Explore the Everglades and Discover its Wonders
The Everglades is a vast and unique ecosystem that is home to an incredible array of plant and animal life. This wetland wilderness is a place of great natural beauty and it has been designated as a National Park, World Heritage Site and International Biosphere Reserve. The Everglades is an important part of the Florida landscape and it offers visitors the chance to explore its many wonders.


photo by Rene Ferrer

The Everglades – A Brief Overview.

The Everglades is a large subtropical wetland in the southern part of the U.S. state of Florida. It is the third-largest National Park in the United States after Yellowstone and Alaska's Wrangell-St. Elias. The park protects an area of 1.5 million acres (6,100 km2).

A Brief History of the Everglades.

The Everglades were originally inhabited by Native Americans for thousands of years before being explored by Europeans in the 16th century. The first recorded exploration of the Everglades was led by Spanish conquistador Hernando de Soto in 1539, but it was not until 1810 that another group of Europeans, led by English mapmaker John Coker, made a detailed study of the area.

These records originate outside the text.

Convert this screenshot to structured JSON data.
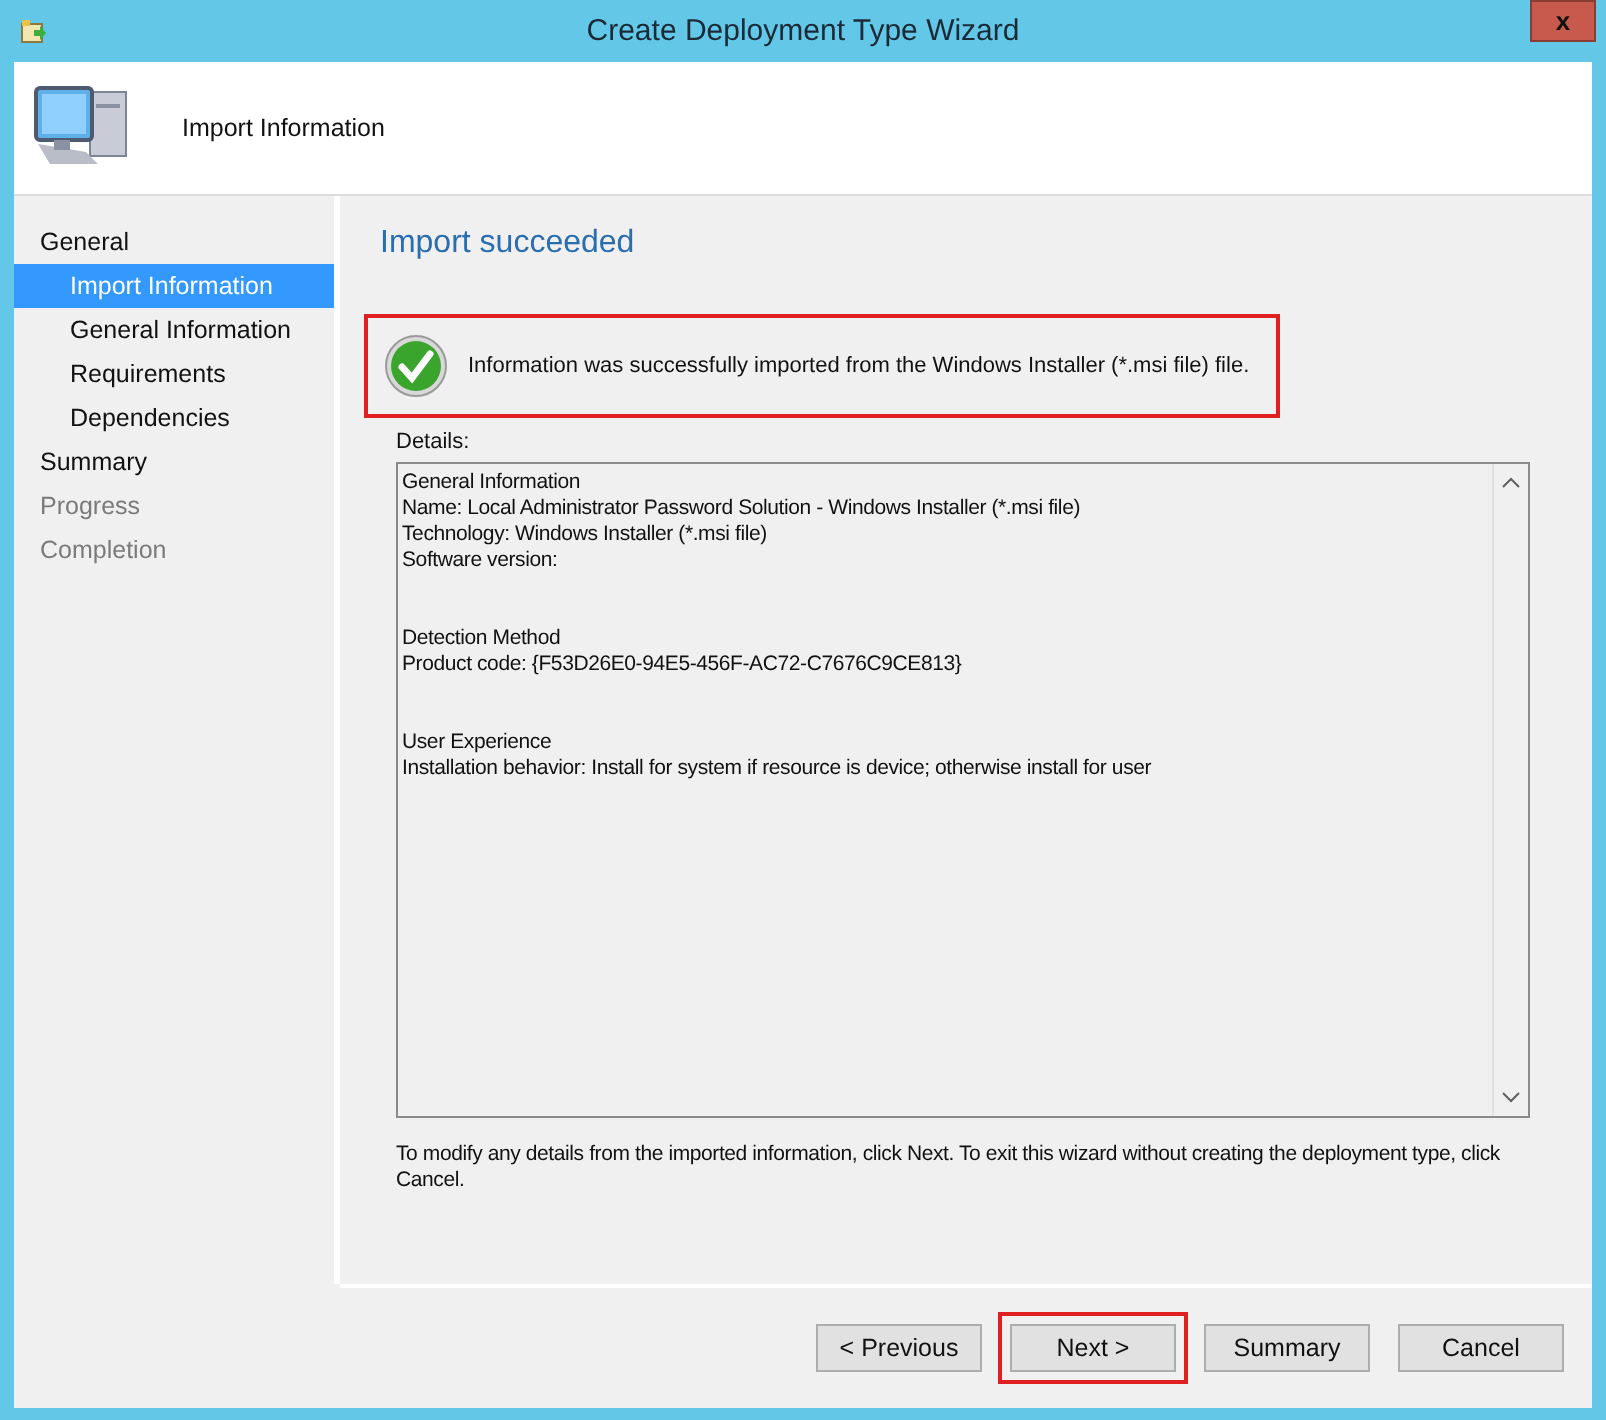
{
  "window": {
    "title": "Create Deployment Type Wizard",
    "close": "x"
  },
  "header": {
    "title": "Import Information"
  },
  "sidebar": {
    "items": [
      {
        "label": "General",
        "selected": false,
        "disabled": false,
        "children": [
          {
            "label": "Import Information",
            "selected": true,
            "disabled": false
          },
          {
            "label": "General Information",
            "selected": false,
            "disabled": false
          },
          {
            "label": "Requirements",
            "selected": false,
            "disabled": false
          },
          {
            "label": "Dependencies",
            "selected": false,
            "disabled": false
          }
        ]
      },
      {
        "label": "Summary",
        "selected": false,
        "disabled": false
      },
      {
        "label": "Progress",
        "selected": false,
        "disabled": true
      },
      {
        "label": "Completion",
        "selected": false,
        "disabled": true
      }
    ]
  },
  "page": {
    "heading": "Import succeeded",
    "message": {
      "text": "Information was successfully imported from the Windows Installer (*.msi file) file.",
      "highlighted": true
    },
    "details_label": "Details:",
    "details": [
      [
        "General Information",
        "Name: Local Administrator Password Solution - Windows Installer (*.msi file)",
        "Technology: Windows Installer (*.msi file)",
        "Software version:"
      ],
      [
        "Detection Method",
        "Product code: {F53D26E0-94E5-456F-AC72-C7676C9CE813}"
      ],
      [
        "User Experience",
        "Installation behavior: Install for system if resource is device; otherwise install for user"
      ]
    ],
    "note": "To modify any details from the imported information, click Next. To exit this wizard without creating the deployment type, click Cancel."
  },
  "buttons": [
    {
      "label": "< Previous",
      "highlighted": false
    },
    {
      "label": "Next >",
      "highlighted": true
    },
    {
      "label": "Summary",
      "highlighted": false
    },
    {
      "label": "Cancel",
      "highlighted": false
    }
  ]
}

In 1836, a U.S. Army expedition led by Lt. Col Zachary Taylor explored the area and reported on its potential for agricultural development. In 1838, two entrepreneurs from Georgia, David Turner and Hamilton Disston, purchased 4 million acres (16,000 km2) of land in the Everglades from the U.S. government with the intention of draining it for agricultural use. However, their efforts were unsuccessful and the project was abandoned in 1842.

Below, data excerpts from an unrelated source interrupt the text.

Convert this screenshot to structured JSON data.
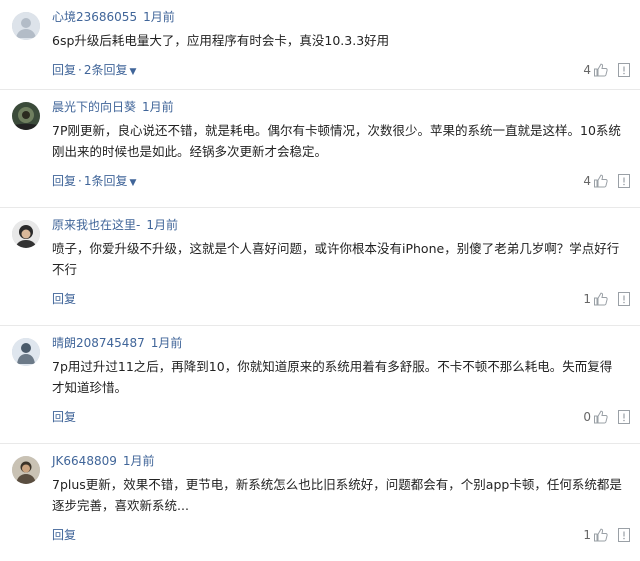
{
  "comments": [
    {
      "username": "心境23686055",
      "time": "1月前",
      "text": "6sp升级后耗电量大了，应用程序有时会卡，真没10.3.3好用",
      "reply_label": "回复",
      "replies_label": "2条回复",
      "likes": "4",
      "avatar": "default-avatar"
    },
    {
      "username": "晨光下的向日葵",
      "time": "1月前",
      "text": "7P刚更新，良心说还不错，就是耗电。偶尔有卡顿情况，次数很少。苹果的系统一直就是这样。10系统刚出来的时候也是如此。经锅多次更新才会稳定。",
      "reply_label": "回复",
      "replies_label": "1条回复",
      "likes": "4",
      "avatar": "photo-avatar"
    },
    {
      "username": "原来我也在这里-",
      "time": "1月前",
      "text": "喷子，你爱升级不升级，这就是个人喜好问题，或许你根本没有iPhone，别傻了老弟几岁啊？学点好行不行",
      "reply_label": "回复",
      "likes": "1",
      "avatar": "photo-avatar"
    },
    {
      "username": "晴朗208745487",
      "time": "1月前",
      "text": "7p用过升过11之后，再降到10，你就知道原来的系统用着有多舒服。不卡不顿不那么耗电。失而复得才知道珍惜。",
      "reply_label": "回复",
      "likes": "0",
      "avatar": "photo-avatar"
    },
    {
      "username": "JK6648809",
      "time": "1月前",
      "text": "7plus更新，效果不错，更节电，新系统怎么也比旧系统好，问题都会有，个别app卡顿，任何系统都是逐步完善，喜欢新系统...",
      "reply_label": "回复",
      "likes": "1",
      "avatar": "photo-avatar"
    }
  ]
}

In 1848, Florida became a U.S. state and interest in draining the Everglades for agricultural development increased. In 1850, the first loggers arrived in the Everglades to harvest timber. In 1854, construction of canals began in earnest, with the aim of draining the wetland and making it suitable for agriculture. This work continued throughout the late 19th and early 20th centuries. By 1930, an estimated one million acres (4,000 km2) of the Everglades had been drained and converted to farmland.

The ecological effects of this large-scale drainage project were profound. The natural flow of water was disrupted, which had a detrimental effect on the local ecosystem. The Everglades is a slow-moving river that flows from Lake Okeechobee to the Florida Bay; however, due to the canals built for drainage purposes, much of the water was diverted away from its natural course and into urban areas such as Miami and Fort Lauderdale. This caused severe flooding in these areas during heavy rain events.

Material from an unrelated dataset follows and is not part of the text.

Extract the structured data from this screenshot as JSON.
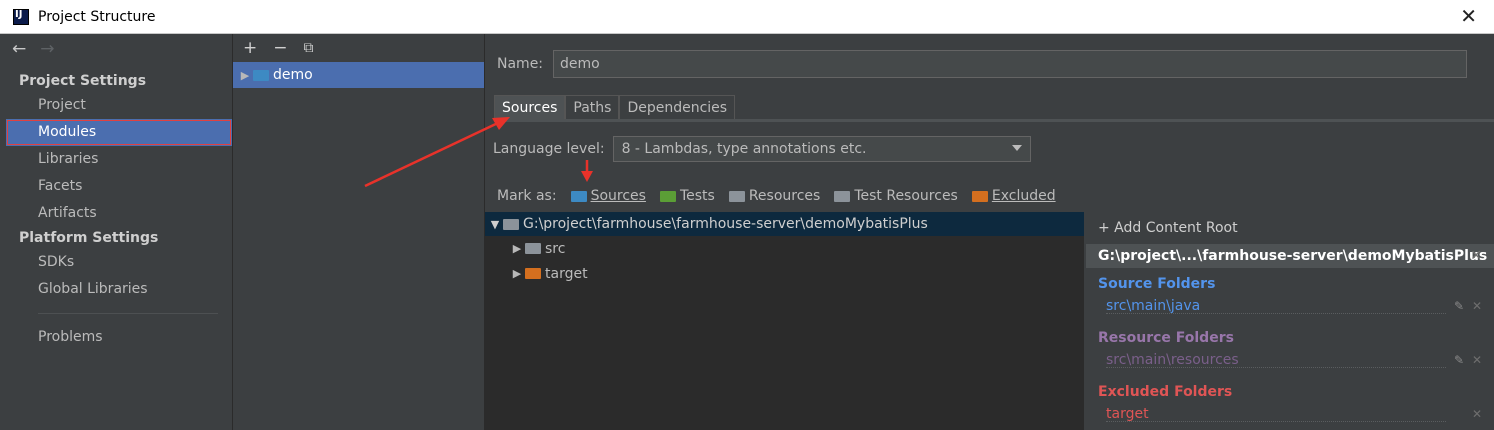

In addition, the draining of the Everglades led to a drastic reduction in its size; by 1947 it had shrunk to half its original size. As a result of this loss of habitat, many plant and animal species that depended on the Everglades for their survival began to disappear. It is estimated that over 60% of the original wetland has now been lost due to human activity.

Why the Everglades is Important.

The Everglades is one of the United States' national parks, and as such, it is protected by the National Park Service. The park was established in 1947 in order to protect the unique ecosystem of the Everglades.

The Everglades is a World Heritage Site.

The Everglades is also a World Heritage Site, as designated by the United Nations Educational, Scientific and Cultural Organization (UNESCO). This designation means that the site is of Outstanding Universal Value and must be protected for future generations.

The Everglades is an International Biosphere Reserve.

In addition, the Everglades is an International Biosphere Reserve, as designated by UNESCO's Man and the Biosphere Programme. This designation recognizes the importance of the site for both its biodiversity and for its traditional uses by humans.

The Wonders of the Everglades.

The Everglades is home to over 60 species of mammals, 300 species of birds, 36 species of reptiles, and many more species of amphibians, fish, and invertebrates. The Everglades is also home to the largest concentration of alligators and crocodiles in the world.

The Everglades is a place of great natural beauty.

The Everglades is a stunningly beautiful place, with its wetlands, cypress forests, prairies, and rivers. It is a place where you can see nature at its finest.

The Everglades is a place of great historical and cultural significance.

The Seminole people have lived in the Everglades for centuries, and their culture has been shaped by the unique environment of the Everglades. TheEverglades is also significant for its role in the history of Florida; it was once a vast wetland that covered much of southern Florida.


The Everglades is a place of great natural beauty and historical significance. It is home to a wealth of plant and animal life, and is an important national park. The Everglades is a place that everyone should visit at least once in their lifetime.